Qantas Group H1 Profit Up 11% on Strong Travel Demand

Qantas Group reported robust financial results for the first half of FY25, posting an underlying profit before tax of AUD $1.39 billion (USD $882 million), an 11% increase compared to the same period last year. The strong performance is attributed to a surge in both corporate and leisure travel demand that has bolstered profitability across its domestic and international operations.
Released on February 27, 2025, the financial results highlighted that Group Domestic achieved an Underlying EBIT of AUD $916 million (USD $581.80 million), driven by a 5% rise in unit revenue. Similarly, Group International posted a 5% increase in earnings, generating an Underlying EBIT of AUD $497 million (USD $315.67 million). Although the underlying profit this fiscal period is impressive, it falls short of FY24’s record annual profit before tax of AUD $2.08 billion (USD $1.32 billion).

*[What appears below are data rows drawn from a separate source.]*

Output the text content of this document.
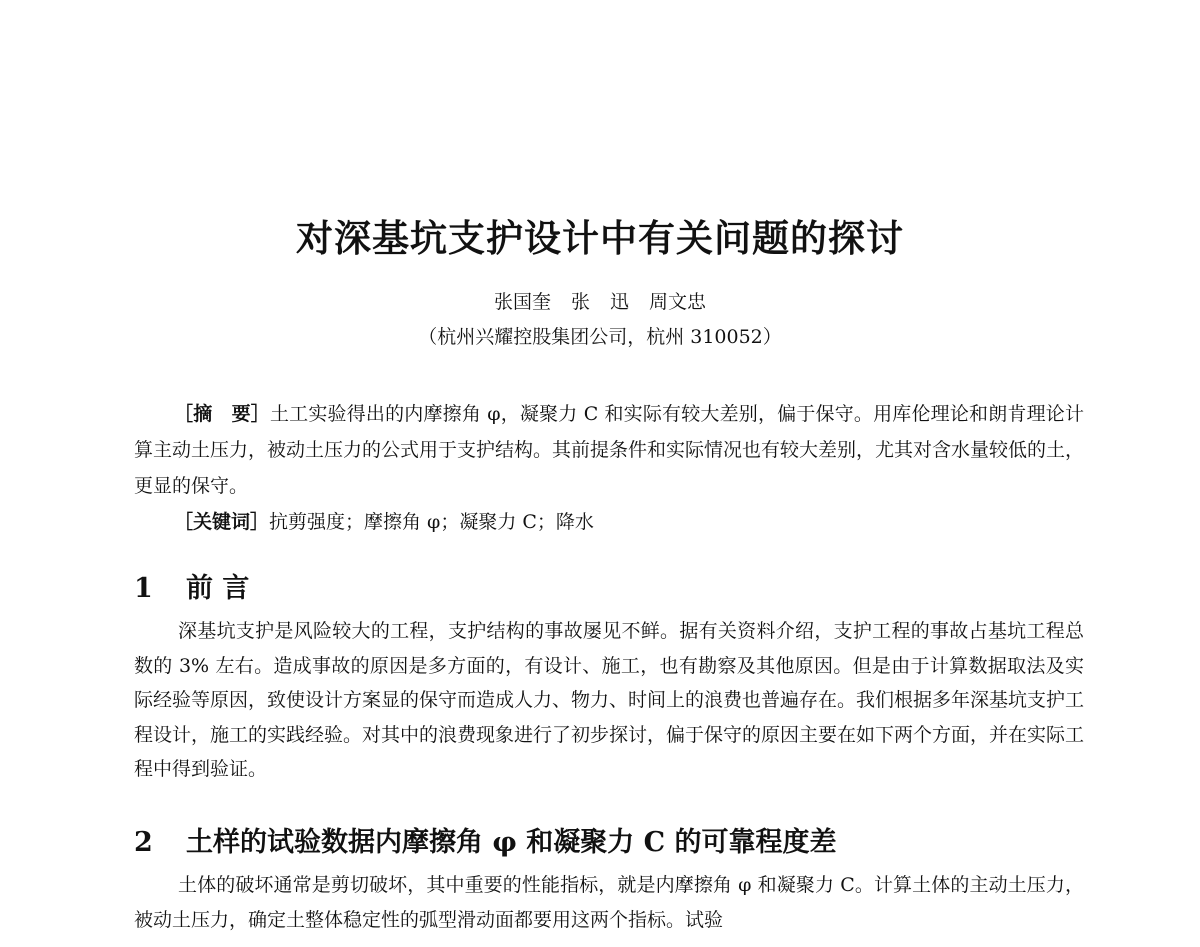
对深基坑支护设计中有关问题的探讨

张国奎 张 迅 周文忠

（杭州兴耀控股集团公司，杭州 310052）

［摘　要］土工实验得出的内摩擦角 φ，凝聚力 C 和实际有较大差别，偏于保守。用库伦理论和朗肯理论计算主动土压力，被动土压力的公式用于支护结构。其前提条件和实际情况也有较大差别，尤其对含水量较低的土，更显的保守。

［关键词］抗剪强度；摩擦角 φ；凝聚力 C；降水

1 前 言

深基坑支护是风险较大的工程，支护结构的事故屡见不鲜。据有关资料介绍，支护工程的事故占基坑工程总数的 3% 左右。造成事故的原因是多方面的，有设计、施工，也有勘察及其他原因。但是由于计算数据取法及实际经验等原因，致使设计方案显的保守而造成人力、物力、时间上的浪费也普遍存在。我们根据多年深基坑支护工程设计，施工的实践经验。对其中的浪费现象进行了初步探讨，偏于保守的原因主要在如下两个方面，并在实际工程中得到验证。

2 土样的试验数据内摩擦角 φ 和凝聚力 C 的可靠程度差

土体的破坏通常是剪切破坏，其中重要的性能指标，就是内摩擦角 φ 和凝聚力 C。计算土体的主动土压力，被动土压力，确定土整体稳定性的弧型滑动面都要用这两个指标。试验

In addition to its earnings growth, Qantas Group ended the half-year with over AUD $11.5 billion (USD $7.31 billion) in liquidity. This strong liquidity position comprises AUD $2.3 billion (USD $1.46 billion) in cash, AUD $1.2 billion (USD $762 million) in committed undrawn facilities, and more than AUD $8 billion (USD $5.08 billion) in unencumbered fleet assets. These financial reserves provide a solid foundation for future investments and strategic initiatives.
The airline’s performance was underpinned by its dual brand strategy, which has consistently met strong travel demand across all customer segments. Both Qantas and its low-cost subsidiary Jetstar have experienced increased profitability, serving nearly 10% more customers than the previous year. Premium and corporate travel remain a key strength for Qantas, while Jetstar has delivered a record number of passengers along with a remarkable 54% increase in domestic earnings compared to the prior year.
A significant factor in Qantas Group’s success this half-year was fleet expansion and renewal. The group added 11 new aircraft and five mid-life jets during the period. Notably, the introduction of Jetstar’s new Airbus A321LRs and A320neos has expanded its fleet to 21 modern jets. Additionally, Qantas is renewing its fleet with five Airbus A220s currently in service, a move that will be complemented by a major cabin overhaul across existing aircraft to enhance passenger comfort and efficiency.
Qantas Loyalty also demonstrated strong performance, driven by increased member engagement and rising inflows from partners, which grew by 11% and 18% respectively. The company rewarded 27,000 non-executive employees in December 2024 with an AUD $1,000 (USD $635.15) bonus as a token of appreciation for their contributions.
Despite rising engineering costs and increased airport and government charges, the company’s strategic investments in fleet modernization and customer service continue to pay off. For the first time since FY19, Qantas Group declared a dividend, announcing both an AUD $250 million (USD $158.79 million) base dividend and an AUD $150 million (USD $95.35 million) special dividend, fully franked at 26.4 cents per share.
Looking ahead to the second half of FY25, Qantas expects strong travel demand to continue. Group Domestic unit revenue is forecast to rise 3–5%, and net freight revenue is projected to increase by AUD $10–30 million compared to the same period last year. These projections, coupled with the airline’s ongoing strategic initiatives, position Qantas Group for a promising and prosperous second half of the fiscal year.